Rising Temperatures & Safety Hazards After The Storm

In addition to the immediate life-threatening hazards during the storm, AccuWeather expert meteorologists are concerned about public safety with rising temperatures in the forecast this weekend.

AccuWeather RealFeel temperatures are forecast to reach 100 degrees in Houston this weekend, where hundreds of thousands of people will be without electricity and air conditioning.

The forecast for Sunday’s high temperature in Houston could tie or break the record high temperature of 94 degrees set in 2008.

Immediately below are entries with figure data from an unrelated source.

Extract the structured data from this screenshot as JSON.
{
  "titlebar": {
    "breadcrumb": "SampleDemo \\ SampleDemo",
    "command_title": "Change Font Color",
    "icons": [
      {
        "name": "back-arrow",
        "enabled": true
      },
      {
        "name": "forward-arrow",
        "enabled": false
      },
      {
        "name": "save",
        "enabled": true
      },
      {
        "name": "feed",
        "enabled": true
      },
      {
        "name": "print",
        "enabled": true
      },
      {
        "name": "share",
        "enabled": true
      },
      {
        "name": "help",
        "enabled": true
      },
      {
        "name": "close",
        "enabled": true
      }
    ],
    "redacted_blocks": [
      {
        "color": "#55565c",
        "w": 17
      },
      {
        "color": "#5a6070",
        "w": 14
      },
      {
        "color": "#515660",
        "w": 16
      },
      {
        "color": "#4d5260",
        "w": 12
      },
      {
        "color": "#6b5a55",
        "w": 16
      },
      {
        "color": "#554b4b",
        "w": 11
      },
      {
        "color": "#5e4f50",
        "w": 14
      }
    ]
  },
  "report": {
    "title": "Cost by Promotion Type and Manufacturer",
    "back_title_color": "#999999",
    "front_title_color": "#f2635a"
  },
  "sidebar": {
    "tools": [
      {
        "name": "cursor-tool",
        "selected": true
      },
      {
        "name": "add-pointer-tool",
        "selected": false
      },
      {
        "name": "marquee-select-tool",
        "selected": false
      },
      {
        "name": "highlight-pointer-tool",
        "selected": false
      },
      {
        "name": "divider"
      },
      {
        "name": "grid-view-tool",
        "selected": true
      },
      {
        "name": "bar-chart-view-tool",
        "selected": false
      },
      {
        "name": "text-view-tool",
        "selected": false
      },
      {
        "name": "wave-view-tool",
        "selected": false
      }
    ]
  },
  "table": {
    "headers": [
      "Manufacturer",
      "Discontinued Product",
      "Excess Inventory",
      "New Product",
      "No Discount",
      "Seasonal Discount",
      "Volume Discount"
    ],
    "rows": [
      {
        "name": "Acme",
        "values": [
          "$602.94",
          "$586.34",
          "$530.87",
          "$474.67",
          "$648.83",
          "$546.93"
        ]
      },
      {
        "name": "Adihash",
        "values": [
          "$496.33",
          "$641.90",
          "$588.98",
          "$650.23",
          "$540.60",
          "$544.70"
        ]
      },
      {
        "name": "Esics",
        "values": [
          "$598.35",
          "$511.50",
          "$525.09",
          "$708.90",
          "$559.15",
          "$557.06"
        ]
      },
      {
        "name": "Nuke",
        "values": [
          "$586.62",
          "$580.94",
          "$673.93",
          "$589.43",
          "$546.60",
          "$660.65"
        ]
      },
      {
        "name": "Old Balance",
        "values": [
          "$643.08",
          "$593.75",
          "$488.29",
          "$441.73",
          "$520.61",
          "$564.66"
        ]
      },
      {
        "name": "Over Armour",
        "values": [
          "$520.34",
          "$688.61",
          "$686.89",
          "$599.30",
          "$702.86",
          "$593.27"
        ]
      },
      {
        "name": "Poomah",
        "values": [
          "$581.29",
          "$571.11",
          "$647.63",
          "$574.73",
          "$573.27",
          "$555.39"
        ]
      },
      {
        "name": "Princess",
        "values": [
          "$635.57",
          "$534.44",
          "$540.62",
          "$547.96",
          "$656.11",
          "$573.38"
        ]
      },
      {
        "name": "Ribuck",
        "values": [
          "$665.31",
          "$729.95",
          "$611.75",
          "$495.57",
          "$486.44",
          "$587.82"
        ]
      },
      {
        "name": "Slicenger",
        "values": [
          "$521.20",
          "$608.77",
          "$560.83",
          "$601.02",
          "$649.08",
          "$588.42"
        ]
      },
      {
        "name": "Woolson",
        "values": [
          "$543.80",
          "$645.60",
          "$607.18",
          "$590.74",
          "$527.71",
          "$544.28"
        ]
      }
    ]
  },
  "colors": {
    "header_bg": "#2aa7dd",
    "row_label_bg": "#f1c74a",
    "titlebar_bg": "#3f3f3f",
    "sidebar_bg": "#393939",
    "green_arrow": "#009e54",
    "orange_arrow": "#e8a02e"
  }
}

Contractors, emergency responders, volunteers, and homeowners working to clean up the storm damage and make repairs are urged to stay hydrated, take breaks in the shade, and wear appropriate clothing and shoes to avoid heat-related illness or injuries.

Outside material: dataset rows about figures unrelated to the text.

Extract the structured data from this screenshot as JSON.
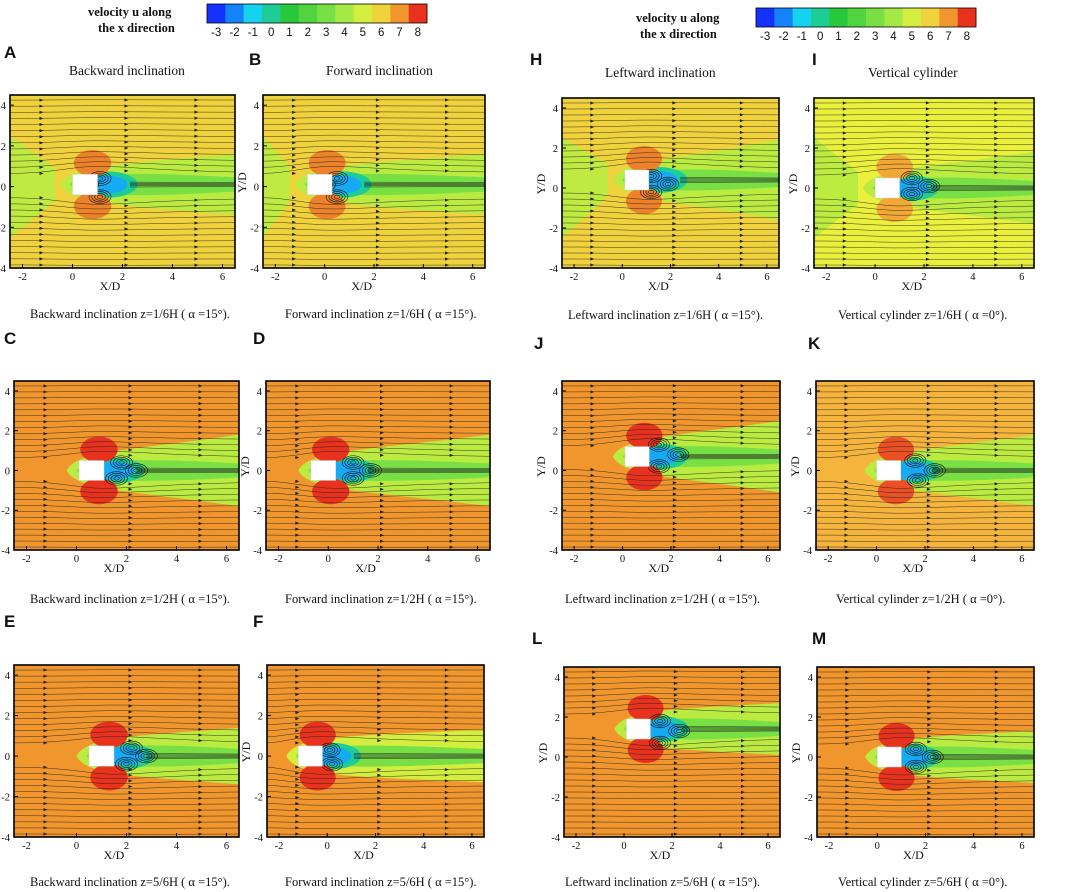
{
  "colors": {
    "u_low": "#1432ff",
    "u_cyan": "#14d2f0",
    "u_green": "#28c83c",
    "u_lightgreen": "#8ce646",
    "u_yellow": "#eaf03c",
    "u_lightorange": "#f5b43c",
    "u_orange": "#f0962d",
    "u_red": "#e8321e",
    "frame": "#000000",
    "bluff_body": "#ffffff",
    "streamline": "#222222"
  },
  "colorbars": [
    {
      "label_line1": "velocity u along",
      "label_line2": "the x direction",
      "ticks": [
        "-3",
        "-2",
        "-1",
        "0",
        "1",
        "2",
        "3",
        "4",
        "5",
        "6",
        "7",
        "8"
      ]
    },
    {
      "label_line1": "velocity u along",
      "label_line2": "the x direction",
      "ticks": [
        "-3",
        "-2",
        "-1",
        "0",
        "1",
        "2",
        "3",
        "4",
        "5",
        "6",
        "7",
        "8"
      ]
    }
  ],
  "chart_data": {
    "type": "heatmap",
    "description_quantity": "velocity u along the x direction",
    "colorbar_range": [
      -3,
      8
    ],
    "column_titles": [
      "Backward inclination",
      "Forward inclination",
      "Leftward inclination",
      "Vertical cylinder"
    ],
    "xlabel": "X/D",
    "ylabel": "Y/D",
    "xlim": [
      -2.5,
      6.5
    ],
    "ylim": [
      -4,
      4.5
    ],
    "x_ticks": [
      "-2",
      "0",
      "2",
      "4",
      "6"
    ],
    "y_ticks": [
      "4",
      "2",
      "0",
      "-2",
      "-4"
    ],
    "panels": [
      {
        "id": "A",
        "title": "Backward inclination",
        "caption": "Backward inclination z=1/6H ( α =15°).",
        "ambient_u": 6,
        "wake_u": 4.5,
        "body_x": 0.5,
        "body_y": 0.1,
        "wake_exit_halfwidth": 1.5,
        "upstream_band": true,
        "eddies": [
          [
            1.1,
            0.4
          ],
          [
            1.1,
            -0.5
          ],
          [
            0.6,
            0.1
          ]
        ]
      },
      {
        "id": "B",
        "title": "Forward inclination",
        "caption": "Forward inclination z=1/6H ( α =15°).",
        "ambient_u": 6,
        "wake_u": 4.5,
        "body_x": -0.2,
        "body_y": 0.1,
        "wake_exit_halfwidth": 1.5,
        "upstream_band": true,
        "eddies": [
          [
            0.5,
            0.4
          ],
          [
            0.5,
            -0.5
          ],
          [
            0.0,
            0.1
          ]
        ]
      },
      {
        "id": "C",
        "title": "",
        "caption": "Backward inclination z=1/2H ( α =15°).",
        "ambient_u": 7,
        "wake_u": 4.5,
        "body_x": 0.6,
        "body_y": 0.0,
        "wake_exit_halfwidth": 1.8,
        "upstream_band": false,
        "eddies": [
          [
            1.8,
            0.4
          ],
          [
            1.6,
            -0.4
          ],
          [
            2.4,
            0.0
          ]
        ]
      },
      {
        "id": "D",
        "title": "",
        "caption": "Forward inclination z=1/2H ( α =15°).",
        "ambient_u": 7,
        "wake_u": 4.5,
        "body_x": -0.2,
        "body_y": 0.0,
        "wake_exit_halfwidth": 1.8,
        "upstream_band": false,
        "eddies": [
          [
            1.0,
            0.4
          ],
          [
            1.0,
            -0.4
          ],
          [
            1.7,
            0.0
          ]
        ]
      },
      {
        "id": "E",
        "title": "",
        "caption": "Backward inclination z=5/6H ( α =15°).",
        "ambient_u": 7,
        "wake_u": 4.5,
        "body_x": 1.0,
        "body_y": 0.0,
        "wake_exit_halfwidth": 1.4,
        "upstream_band": false,
        "eddies": [
          [
            2.2,
            0.4
          ],
          [
            2.0,
            -0.4
          ],
          [
            2.8,
            0.0
          ]
        ]
      },
      {
        "id": "F",
        "title": "",
        "caption": "Forward inclination z=5/6H ( α =15°).",
        "ambient_u": 7,
        "wake_u": 5,
        "body_x": -0.7,
        "body_y": 0.0,
        "wake_exit_halfwidth": 1.3,
        "upstream_band": false,
        "eddies": [
          [
            0.1,
            0.3
          ],
          [
            0.2,
            -0.4
          ]
        ]
      },
      {
        "id": "H",
        "title": "Leftward inclination",
        "caption": "Leftward inclination z=1/6H ( α =15°).",
        "ambient_u": 6,
        "wake_u": 4.5,
        "body_x": 0.6,
        "body_y": 0.4,
        "wake_exit_halfwidth": 2.0,
        "upstream_band": true,
        "eddies": [
          [
            1.2,
            0.6
          ],
          [
            1.2,
            -0.2
          ],
          [
            1.9,
            0.2
          ]
        ]
      },
      {
        "id": "I",
        "title": "Vertical cylinder",
        "caption": "Vertical cylinder z=1/6H ( α =0°).",
        "ambient_u": 5.5,
        "wake_u": 4.5,
        "body_x": 0.5,
        "body_y": 0.0,
        "wake_exit_halfwidth": 1.8,
        "upstream_band": true,
        "eddies": [
          [
            1.5,
            0.5
          ],
          [
            1.5,
            -0.3
          ],
          [
            2.2,
            0.1
          ]
        ]
      },
      {
        "id": "J",
        "title": "",
        "caption": "Leftward inclination z=1/2H ( α =15°).",
        "ambient_u": 7,
        "wake_u": 4.5,
        "body_x": 0.6,
        "body_y": 0.7,
        "wake_exit_halfwidth": 1.8,
        "upstream_band": false,
        "eddies": [
          [
            1.5,
            1.3
          ],
          [
            1.5,
            0.2
          ],
          [
            2.3,
            0.8
          ]
        ]
      },
      {
        "id": "K",
        "title": "",
        "caption": "Vertical cylinder z=1/2H ( α =0°).",
        "ambient_u": 6.5,
        "wake_u": 4.5,
        "body_x": 0.5,
        "body_y": 0.0,
        "wake_exit_halfwidth": 1.8,
        "upstream_band": false,
        "eddies": [
          [
            1.6,
            0.5
          ],
          [
            1.7,
            -0.5
          ],
          [
            2.4,
            0.0
          ]
        ]
      },
      {
        "id": "L",
        "title": "",
        "caption": "Leftward inclination z=5/6H ( α =15°).",
        "ambient_u": 7,
        "wake_u": 4.5,
        "body_x": 0.6,
        "body_y": 1.4,
        "wake_exit_halfwidth": 1.3,
        "upstream_band": false,
        "eddies": [
          [
            1.5,
            1.8
          ],
          [
            1.5,
            0.7
          ],
          [
            2.3,
            1.3
          ]
        ]
      },
      {
        "id": "M",
        "title": "",
        "caption": "Vertical cylinder z=5/6H ( α =0°).",
        "ambient_u": 7,
        "wake_u": 4.5,
        "body_x": 0.5,
        "body_y": 0.0,
        "wake_exit_halfwidth": 1.3,
        "upstream_band": false,
        "eddies": [
          [
            1.6,
            0.4
          ],
          [
            1.6,
            -0.5
          ],
          [
            2.3,
            0.0
          ]
        ]
      }
    ]
  }
}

AccuWeather expert meteorologists are also reminding people to use extra caution while using generators, and to ensure there is proper ventilation for exhaust fumes. Improper use of generators after storms can lead to carbon monoxide poisoning, electrocution, and even fires.


“We’ve seen so many unnecessary tragedies after widespread power outages like this when people try to operate generators unsafely,” said Porter. “People understandably get desperate for power when those outages last days or weeks. Please use extra caution when relying on generators. We need to avoid any additional tragedies in this situation.”

To put this event into context, Hurricane Idalia caused an estimated $18-20 billion in damage and economic losses in the southeast United States. Tropical Storm Hilary caused an estimated $7-9 billion in damage and economic losses in the western U.S. last August. Impacts from Hurricane Nicole in November 2022 caused an estimated $5-7 billion in damage and economic losses in Florida. As such, it is important to point out that this intense windstorm traversing the heavily populated Houston area over an hour and a half produced as much total damage and economic loss as hurricane impacting much of Florida, making landfall as a Category 1 hurricane on the Saffir-Simpson scale.

The Midwest Derecho of August 2020 caused an estimated $11.2 billion in damage and economic losses over a multi-state area. Hurricane Harvey caused $230 billion, adjusted for inflation, along the Gulf Coast in 2017. Most of the damage from Harvey was caused by extreme flooding in the Houston metro.